A componente genética tem merecido um interesse crescente. Os estudos têm-se centrado nas principais regiões cromossómicas de suscetibilidade em casos de endometriose familiar79. As descendentes de doentes com endometriose têm um risco seis vezes superior de desenvolver a doença. No estudo de gémeas, a hereditariedade é de cerca de 50%4. Os estudos de associação do genoma relataram doze regiões de suscetibilidade, embora estas regiões representem apenas um pouco mais de 4% da hereditariedade80. Outro forte argumento em favor da influência genética reside no facto da origem dos implantes endometrióticos e da endometriose infiltrativa profunda ser consistentemente apontada como monoclonal. Este achado sugere uma alteração inicial cromossómica ou epigenética34. Apesar destes fortes indícios de hereditariedade, os estudos de associação de genes não foram bem-sucedidos na identificação de relação consistente com a endometriose79.

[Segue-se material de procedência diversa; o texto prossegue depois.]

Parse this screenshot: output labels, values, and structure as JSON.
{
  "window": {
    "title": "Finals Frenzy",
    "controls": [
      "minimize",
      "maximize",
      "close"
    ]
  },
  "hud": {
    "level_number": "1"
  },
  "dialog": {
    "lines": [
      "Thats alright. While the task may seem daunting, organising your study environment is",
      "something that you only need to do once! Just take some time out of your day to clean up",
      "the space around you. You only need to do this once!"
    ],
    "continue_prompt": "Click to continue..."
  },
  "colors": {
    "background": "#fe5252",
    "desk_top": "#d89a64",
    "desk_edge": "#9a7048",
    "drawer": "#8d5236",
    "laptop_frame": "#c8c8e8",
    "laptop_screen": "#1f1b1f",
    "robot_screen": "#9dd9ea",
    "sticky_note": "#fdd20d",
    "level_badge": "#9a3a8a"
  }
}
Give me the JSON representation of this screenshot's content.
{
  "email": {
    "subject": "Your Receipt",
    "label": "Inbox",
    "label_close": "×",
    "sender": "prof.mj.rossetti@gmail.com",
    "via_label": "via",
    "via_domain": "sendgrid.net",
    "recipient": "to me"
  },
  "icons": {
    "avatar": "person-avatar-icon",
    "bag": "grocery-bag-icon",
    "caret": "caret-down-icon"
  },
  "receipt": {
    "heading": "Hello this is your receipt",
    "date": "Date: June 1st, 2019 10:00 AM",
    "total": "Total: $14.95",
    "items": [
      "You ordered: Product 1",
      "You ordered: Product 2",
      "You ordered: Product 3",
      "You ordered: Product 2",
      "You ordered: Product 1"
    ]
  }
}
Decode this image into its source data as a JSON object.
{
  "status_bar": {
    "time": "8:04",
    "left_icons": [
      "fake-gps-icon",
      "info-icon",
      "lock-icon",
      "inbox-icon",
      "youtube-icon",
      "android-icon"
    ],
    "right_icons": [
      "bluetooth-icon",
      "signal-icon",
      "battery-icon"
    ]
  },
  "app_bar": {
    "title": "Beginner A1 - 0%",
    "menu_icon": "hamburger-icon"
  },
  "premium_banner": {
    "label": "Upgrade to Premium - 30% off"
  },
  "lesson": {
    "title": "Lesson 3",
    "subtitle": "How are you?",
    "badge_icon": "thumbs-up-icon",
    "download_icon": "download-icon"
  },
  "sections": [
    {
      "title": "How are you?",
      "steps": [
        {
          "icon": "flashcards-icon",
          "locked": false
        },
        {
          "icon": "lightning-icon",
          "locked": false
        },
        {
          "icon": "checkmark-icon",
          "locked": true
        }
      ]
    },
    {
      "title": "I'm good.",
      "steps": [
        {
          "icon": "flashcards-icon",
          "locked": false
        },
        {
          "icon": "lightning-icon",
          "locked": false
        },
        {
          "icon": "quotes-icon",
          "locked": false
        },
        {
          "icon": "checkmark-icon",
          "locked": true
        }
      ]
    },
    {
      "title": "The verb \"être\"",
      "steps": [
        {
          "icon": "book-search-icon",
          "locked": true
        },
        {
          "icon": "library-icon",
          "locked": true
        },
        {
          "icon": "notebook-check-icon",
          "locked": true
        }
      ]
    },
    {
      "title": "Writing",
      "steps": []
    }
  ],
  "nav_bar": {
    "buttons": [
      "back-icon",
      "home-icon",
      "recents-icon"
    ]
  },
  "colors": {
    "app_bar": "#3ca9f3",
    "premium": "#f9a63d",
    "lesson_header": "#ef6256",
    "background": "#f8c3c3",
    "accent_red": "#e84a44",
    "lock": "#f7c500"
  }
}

Outra referência recente é a possível relação entre o microbioma e a endometriose. Há sinais de que o microbioma está implicado na imunomodulação e no desenvolvimento de várias doenças inflamatórias81. Um número crescente de estudos em seres humanos e em animais tem revelado alterações no microbioma do intestino, do líquido peritoneal e da vagina em mulheres com endometriose em comparação com controlos saudáveis. Não se conhece se há interação entre esses achados ou se é um elemento acidental82.
Podemos concluir que, a etiologia e desenvolvimento da endometriose é complexa e multifatorial. Envolve a interação de processos endócrinos, inflamatórios, angiogénicos e imunológicos não completamente esclarecidos na sua importância relativa e interação4.
Tratamento
O tratamento da endometriose deve ser concebido numa estratégia de longo prazo e ter como objetivos centrais o controlo sintomático, a melhoria da qualidade de vida da doente e o controlo da doença, sem esquecer o projeto de fertilidade, que deve fazer parte da equação, mesmo quando não é emergente17,38.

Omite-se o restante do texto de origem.